Archeologists discovered a portion of an indoor toilet seat as well as a pipe leading to an outdoor sewage pit. The toilet's upper portion was missing.
Using the toilet as we know it today primarily involves four steps: do your business, clean up, flush, and leave. Simple, right? But have you ever thought about how our ancestors went about relieving themselves? Ancient methods of well... getting rid of one's crap (literally) might have been less hygienic one might assume.
However, as Chinese archaeologists recently discovered, the porcelain potties we use now were once equivalent to a royal throne. Archaeologists were excavating two large palace buildings in the heart of Yueyang City when they found the remains of what may be the world's oldest known flush toilet, according to the China Academy of Social Sciences' Institute of Archaeology.
A press release on February 15, 2023, stated the details of the incredible discovery. Several ancient Chinese dynasties used the Yueyang City site as the capital city. During their excavation, the research team unearthed broken parts of an indoor toilet seat as well as a pipe leading to an outdoor sewage pit. The toilet's upper portion was reportedly missing.
The toilet is guessed to be between 2,200 and 2,400 years old, dating from the Warring States Period to the start of the Han Dynasty. The Warring States Period began in 475 B.C. and the Han Dynasty began in 206 B.C. The discovery is intriguing because modern flush toilets are thought to have originated in Victorian England.
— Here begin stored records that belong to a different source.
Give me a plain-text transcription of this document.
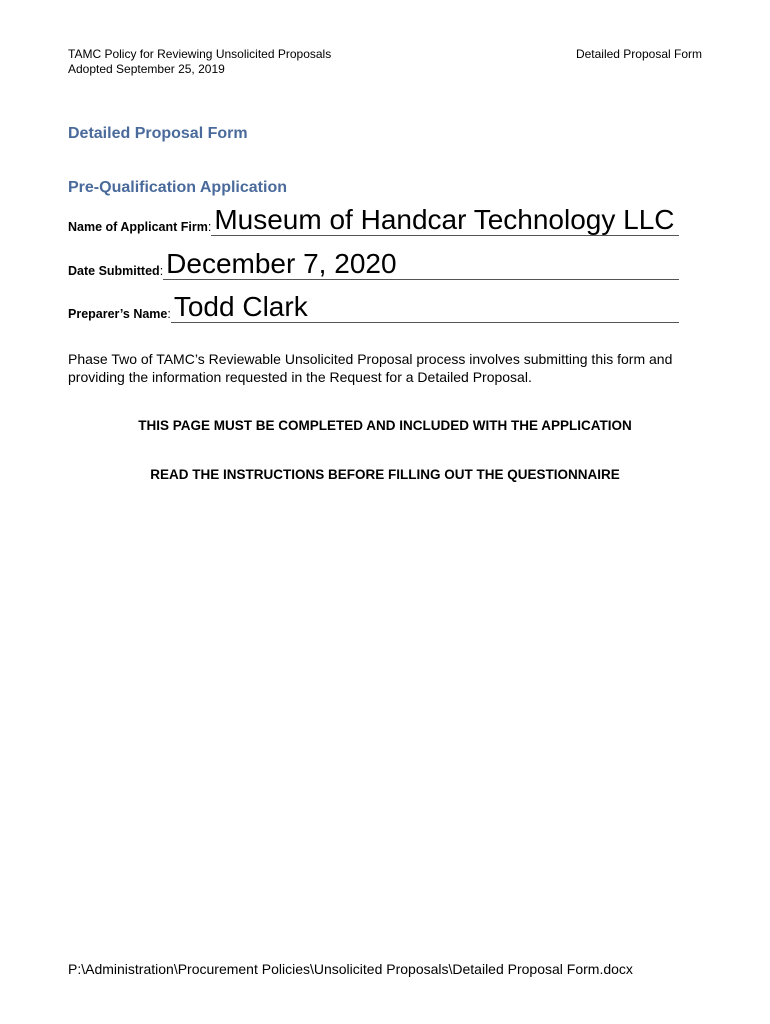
TAMC Policy for Reviewing Unsolicited Proposals
Adopted September 25, 2019
Detailed Proposal Form
Detailed Proposal Form
Pre-Qualification Application
Name of Applicant Firm: Museum of Handcar Technology LLC
Date Submitted: December 7, 2020
Preparer’s Name: Todd Clark
Phase Two of TAMC’s Reviewable Unsolicited Proposal process involves submitting this form and providing the information requested in the Request for a Detailed Proposal.
THIS PAGE MUST BE COMPLETED AND INCLUDED WITH THE APPLICATION
READ THE INSTRUCTIONS BEFORE FILLING OUT THE QUESTIONNAIRE
P:\Administration\Procurement Policies\Unsolicited Proposals\Detailed Proposal Form.docx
According to China's Global Times, Fan Mingyang, a design expert in ancient tools, said that the toilet is "deceptively advanced" due to the modern water drainage system. Liu Rui, a member of the excavation team, said that the "luxury object" would have been used only by high-ranking members of the palace discovered in China's Shaanxi province, reports China Daily.
He added that it would have required servants to pour water into the toilet bowl every time it was used. Because the top is missing, researchers don’t know for sure whether users sat on the seat or squatted over it.
"It is the first and only flush toilet to be ever unearthed in China. Everybody at the site was surprised, and then we all burst into laughter," Liu shared. This proves that the Chinese royals living here definitely pooped in style for their time and the people who came up with the system in those times were no less than stinky geniuses. No wonder the archeologists were amused and stunned.
Analyzing the surrounding soil may also reveal information about ancient people's diets and eating habits. In the same building where the toilet was found, archaeologists also uncovered four large semi-circular tiles, one at each corner. The larger archaeological dig at the palace adds "great value to the study of the layout of the capitals" of the ancient dynasties, according to the press release from the institute.